Je suis conscient qu’en délivrant ce court exposé, je ne réponds pas à la question essentielle que j’ai pourtant moi-même posée. Permettez-moi donc de raccrocher un temps la robe et de revêtir l’habit plus conventionnel « d’homme des affaires ». Après tout, un bon fiscaliste doit d’abord et avant tout être à l’écoute de l’économie et des intérêts financiers de ses clients. Une position pragmatique me pousserait donc à encourager le contribuable vers une procédure internationale, plutôt qu’un contentieux, même si nous n’en avons pas fait mention, mais les deux pourraient tout à fait coexister.

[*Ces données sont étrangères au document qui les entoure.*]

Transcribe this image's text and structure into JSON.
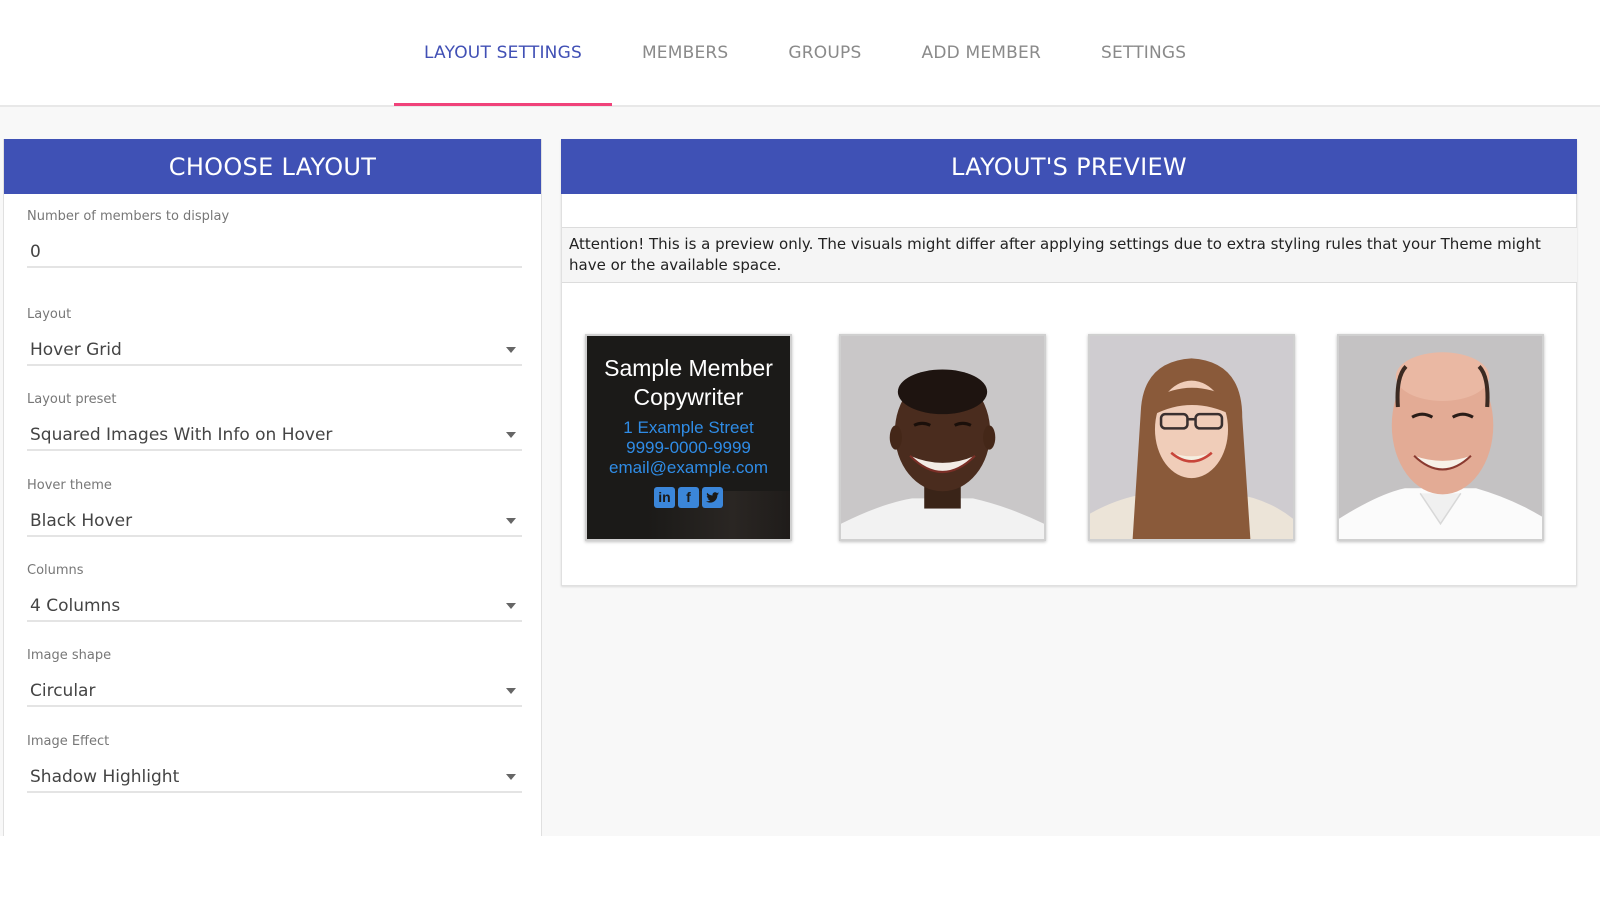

En effet, le monde des affaires commande un traitement des différends rapide, quitte même à y laisser quelques deniers. Or, disons-le tout de go, notre système judiciaire ne brille pas par sa hardiesse, ce que la Cour européenne des droits de l’Homme ne manque pas de nous rappeler régulièrement.

Qui plus est, seule une procédure internationale permet de solutionner un litige dans tous les Etats concernés par l’opération en cause.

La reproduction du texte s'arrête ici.